Lower costs associated with late-preterm steroid therapy: Study adds evidence to benefits of treatment for women at risk of delivery between 34th and 36th weeks

An analysis of a previous study has found more evidence to support giving the steroid betamethasone to pregnant women at risk of late-preterm delivery (between 34 and 36 weeks of gestation), according to a network funded by the National Institutes of Health. Hospital stays for infants whose mothers received the drug cost less on average, compared to stays for infants whose mothers did not take the drug. The study appears in JAMA Pediatrics.

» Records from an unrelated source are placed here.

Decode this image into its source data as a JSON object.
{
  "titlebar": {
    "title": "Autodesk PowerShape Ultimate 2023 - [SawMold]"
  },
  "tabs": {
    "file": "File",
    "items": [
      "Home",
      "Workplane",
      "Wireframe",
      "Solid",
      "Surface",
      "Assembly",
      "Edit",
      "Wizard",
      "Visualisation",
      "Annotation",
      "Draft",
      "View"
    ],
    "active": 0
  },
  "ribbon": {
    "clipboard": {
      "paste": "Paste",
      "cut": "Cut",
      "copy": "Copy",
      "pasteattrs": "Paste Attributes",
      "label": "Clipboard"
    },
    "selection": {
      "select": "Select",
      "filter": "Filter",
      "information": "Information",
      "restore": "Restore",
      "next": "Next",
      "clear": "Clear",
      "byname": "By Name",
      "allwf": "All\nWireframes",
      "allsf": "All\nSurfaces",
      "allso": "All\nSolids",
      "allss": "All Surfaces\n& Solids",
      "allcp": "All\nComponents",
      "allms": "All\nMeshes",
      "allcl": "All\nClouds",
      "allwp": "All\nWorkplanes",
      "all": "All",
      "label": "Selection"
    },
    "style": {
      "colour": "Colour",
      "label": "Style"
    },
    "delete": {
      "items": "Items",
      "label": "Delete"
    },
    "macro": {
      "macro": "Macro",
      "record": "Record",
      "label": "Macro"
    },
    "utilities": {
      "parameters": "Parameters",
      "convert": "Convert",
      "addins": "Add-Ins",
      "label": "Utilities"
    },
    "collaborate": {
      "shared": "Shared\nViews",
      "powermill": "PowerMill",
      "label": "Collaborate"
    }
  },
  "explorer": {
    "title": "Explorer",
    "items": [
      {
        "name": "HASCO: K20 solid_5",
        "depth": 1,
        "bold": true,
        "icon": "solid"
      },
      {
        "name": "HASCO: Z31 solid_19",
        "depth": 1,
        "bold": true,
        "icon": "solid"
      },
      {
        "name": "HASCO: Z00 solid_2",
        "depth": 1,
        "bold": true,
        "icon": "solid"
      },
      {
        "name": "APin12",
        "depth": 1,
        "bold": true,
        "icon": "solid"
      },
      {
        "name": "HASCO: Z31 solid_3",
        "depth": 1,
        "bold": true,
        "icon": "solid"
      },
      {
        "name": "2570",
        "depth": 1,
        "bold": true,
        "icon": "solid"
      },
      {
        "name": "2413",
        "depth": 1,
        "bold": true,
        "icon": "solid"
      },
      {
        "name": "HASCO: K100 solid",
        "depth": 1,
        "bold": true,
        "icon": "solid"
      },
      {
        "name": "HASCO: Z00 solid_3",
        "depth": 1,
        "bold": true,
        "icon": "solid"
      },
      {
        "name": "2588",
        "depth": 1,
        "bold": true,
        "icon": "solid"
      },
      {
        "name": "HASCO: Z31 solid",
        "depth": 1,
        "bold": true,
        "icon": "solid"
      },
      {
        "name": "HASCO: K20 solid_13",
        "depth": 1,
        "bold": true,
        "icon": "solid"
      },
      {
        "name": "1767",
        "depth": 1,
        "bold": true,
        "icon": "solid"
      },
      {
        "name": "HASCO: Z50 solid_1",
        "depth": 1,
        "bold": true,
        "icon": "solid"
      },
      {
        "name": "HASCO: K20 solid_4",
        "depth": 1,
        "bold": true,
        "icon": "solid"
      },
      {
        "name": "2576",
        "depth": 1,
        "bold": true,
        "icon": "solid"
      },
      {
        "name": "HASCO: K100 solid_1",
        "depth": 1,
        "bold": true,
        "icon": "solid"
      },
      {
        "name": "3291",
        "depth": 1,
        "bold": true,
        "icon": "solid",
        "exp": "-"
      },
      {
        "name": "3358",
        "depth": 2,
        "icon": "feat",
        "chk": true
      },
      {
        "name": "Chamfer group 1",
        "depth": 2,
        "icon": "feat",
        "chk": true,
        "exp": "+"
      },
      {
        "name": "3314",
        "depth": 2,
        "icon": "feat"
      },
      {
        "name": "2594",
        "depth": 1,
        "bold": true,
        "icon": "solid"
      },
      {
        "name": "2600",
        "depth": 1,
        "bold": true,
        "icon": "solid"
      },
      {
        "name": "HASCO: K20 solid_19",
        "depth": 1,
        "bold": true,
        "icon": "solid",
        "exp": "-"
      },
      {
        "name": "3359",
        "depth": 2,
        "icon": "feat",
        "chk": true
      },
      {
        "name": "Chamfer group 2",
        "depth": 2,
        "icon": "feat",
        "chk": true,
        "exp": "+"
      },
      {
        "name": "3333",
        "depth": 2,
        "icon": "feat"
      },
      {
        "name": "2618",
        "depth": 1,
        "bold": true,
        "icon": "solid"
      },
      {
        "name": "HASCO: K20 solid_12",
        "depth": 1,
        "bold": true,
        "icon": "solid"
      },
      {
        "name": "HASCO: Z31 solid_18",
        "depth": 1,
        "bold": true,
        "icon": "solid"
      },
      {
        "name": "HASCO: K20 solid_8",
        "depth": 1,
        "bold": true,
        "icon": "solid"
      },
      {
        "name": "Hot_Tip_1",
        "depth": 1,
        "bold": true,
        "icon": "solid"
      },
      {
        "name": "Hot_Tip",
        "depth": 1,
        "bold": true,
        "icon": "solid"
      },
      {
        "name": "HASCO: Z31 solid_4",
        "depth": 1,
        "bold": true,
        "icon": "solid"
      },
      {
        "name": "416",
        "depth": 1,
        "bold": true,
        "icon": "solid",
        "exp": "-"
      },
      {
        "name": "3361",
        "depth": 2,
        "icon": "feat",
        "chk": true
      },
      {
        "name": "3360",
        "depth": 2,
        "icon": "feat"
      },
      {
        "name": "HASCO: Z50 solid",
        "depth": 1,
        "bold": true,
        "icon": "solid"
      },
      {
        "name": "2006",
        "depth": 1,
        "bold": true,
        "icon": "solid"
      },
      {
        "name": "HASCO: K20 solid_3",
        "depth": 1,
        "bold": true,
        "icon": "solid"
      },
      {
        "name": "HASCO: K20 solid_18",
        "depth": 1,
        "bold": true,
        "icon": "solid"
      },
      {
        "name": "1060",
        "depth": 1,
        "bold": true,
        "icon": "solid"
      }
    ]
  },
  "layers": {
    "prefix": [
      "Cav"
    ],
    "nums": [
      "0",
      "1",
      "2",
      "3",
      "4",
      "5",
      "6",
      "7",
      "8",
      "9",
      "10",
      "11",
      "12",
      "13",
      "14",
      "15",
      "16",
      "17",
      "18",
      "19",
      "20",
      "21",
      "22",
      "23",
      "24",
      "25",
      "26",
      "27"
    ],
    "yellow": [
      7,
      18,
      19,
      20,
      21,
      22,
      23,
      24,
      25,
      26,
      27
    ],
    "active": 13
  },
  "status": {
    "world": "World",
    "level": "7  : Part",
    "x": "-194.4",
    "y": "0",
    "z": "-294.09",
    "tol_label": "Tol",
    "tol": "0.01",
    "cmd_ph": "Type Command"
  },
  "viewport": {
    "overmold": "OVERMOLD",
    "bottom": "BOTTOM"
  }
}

Prenatal steroids are a standard treatment for women at risk of giving birth before 34 weeks of pregnancy. The drugs improve survival by helping the fetal lungs to mature. Originally, researchers thought that steroid treatment was not needed for late-preterm infants, but a 2016 randomized trial conducted by the Maternal-Fetal Medicine Units (MFMU) Network, a group of clinical sites funded by NIH’s Eunice Kennedy Shriver National Institute of Child Health and Human Development (NICHD), suggested that the practice could provide some benefit. That study found that late preterm infants whose mothers received betamethasone during pregnancy had fewer lung complications and less need for respiratory treatments, compared to those whose mothers had not received the drug. Side effects of steroids include sepsis (blood infection), blood clots and bone fracture.

For the current study, MFMU researchers estimated costs for 1,426 mother-infant pairs in the original study based on Medicaid rates and costs for newborn intensive care, hospital stays and outpatient visits. The average cost for the betamethasone group was $4,681, while the cost for those who did not receive the drug was $5,379.

NIH’s National Heart, Lung, and Blood Institute also provided funding for the study.